There will be a person that will see the sadness right away and will know it's not so bad. There will be a person who will touch my knee and my hand, who will trace the outline of my curves and connect-the-dots of my moles and he will come up for air and say, I can't find it. That thing you're convinced that'll make me run--I can't find it.
I am worthy of love. As is the boy who flirted so unkindly and fears he is not. We are all damaged bad at best. And we are all still worthy.
I don't know how we get over heartache, only that we do.
And the best and worst and truest and saddest thing that no one ever really talks about--there's always someone else. There will always be someone else--even if the best love we've ever known somehow, in some way--inexplicably falls apart.
The heart goes in search of love. Always it does. Even--and most especially--when we don't want it to. The heart never breaks--we call it heartache and heartbreak, but it is not the heart that is damaged. It is always new and unscarred and perfect and we wrap it in memories that are broken and fragmented and cutting and we confuse that with a damaged center from which to love.
And the war is a silent one. Fought on the home front. Between a heart that propels us forward and a body that doesn't think it'll survive another hurt.
There is no roadmap. Of when to fight. And when not to. Of when to look like a fool for love. And when you just look like a fool. No clear marker of the moment a love begins. Or when it doesn't.
I don't know how to get over heartache other than to really feel it--and let it run its course. We don't get to hurry it along.

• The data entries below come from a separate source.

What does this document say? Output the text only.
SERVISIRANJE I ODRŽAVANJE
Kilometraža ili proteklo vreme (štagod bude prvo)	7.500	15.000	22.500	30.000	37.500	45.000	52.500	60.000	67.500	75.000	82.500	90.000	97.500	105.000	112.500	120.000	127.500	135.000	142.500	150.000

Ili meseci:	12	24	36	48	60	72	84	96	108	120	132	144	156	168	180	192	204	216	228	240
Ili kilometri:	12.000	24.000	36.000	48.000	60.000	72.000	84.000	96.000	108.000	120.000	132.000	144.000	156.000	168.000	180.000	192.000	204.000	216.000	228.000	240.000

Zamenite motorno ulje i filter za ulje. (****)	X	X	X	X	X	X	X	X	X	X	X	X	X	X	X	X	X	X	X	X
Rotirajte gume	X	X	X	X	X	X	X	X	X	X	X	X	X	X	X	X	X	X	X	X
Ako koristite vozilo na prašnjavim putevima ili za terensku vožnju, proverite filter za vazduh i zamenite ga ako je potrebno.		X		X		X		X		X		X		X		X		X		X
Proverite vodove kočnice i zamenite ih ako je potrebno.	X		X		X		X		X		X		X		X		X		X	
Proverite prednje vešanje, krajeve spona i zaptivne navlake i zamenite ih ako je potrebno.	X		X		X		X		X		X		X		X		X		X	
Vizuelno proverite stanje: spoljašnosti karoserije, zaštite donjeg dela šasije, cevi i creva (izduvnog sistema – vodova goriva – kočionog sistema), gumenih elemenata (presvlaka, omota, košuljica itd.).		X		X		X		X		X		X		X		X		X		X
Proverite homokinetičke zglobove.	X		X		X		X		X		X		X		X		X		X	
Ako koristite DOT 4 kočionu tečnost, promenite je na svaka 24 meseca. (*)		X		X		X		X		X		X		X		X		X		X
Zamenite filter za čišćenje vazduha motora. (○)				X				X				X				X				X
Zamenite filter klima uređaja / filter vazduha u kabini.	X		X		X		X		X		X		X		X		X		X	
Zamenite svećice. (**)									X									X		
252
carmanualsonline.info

And I certainly don't think it gets easier--only harder. Each one worse than that before. Which is one of life's small cruelties. The movement of each man from a maybe to a no has taken something from me. Has cut a path wide and deep through my core. Has added something to that wellspring of sadness.
But getting over it. Or not. Well, that's not the point. Continuing on, that is the point. Investing in one's worth. Believing in the face of overwhelming doubt. Radical hope--that is the point. Because that is what it is to be human. Because the heart is the human story and that. is. the. point.
this life, already wasted and still strewn with miracles. Small words that I read on one of the subway banners not too long ago--part of a poem by Mary Ruefle. Small and perfect words that emptied my body of all its air.
Already wasted and still strewn with miracles. Damaged bad at best and still worthy of love.
Better for the damage and the waste and all that damn sadness.
We love because we are human and it's the closest we get to divinity. And heartache or heartbreak or whatever you want to call it is part of that story. So we get over it by getting out of the way. And letting life happen. And acting courageously even when it's not in our nature.
That's what I got. That's all I got.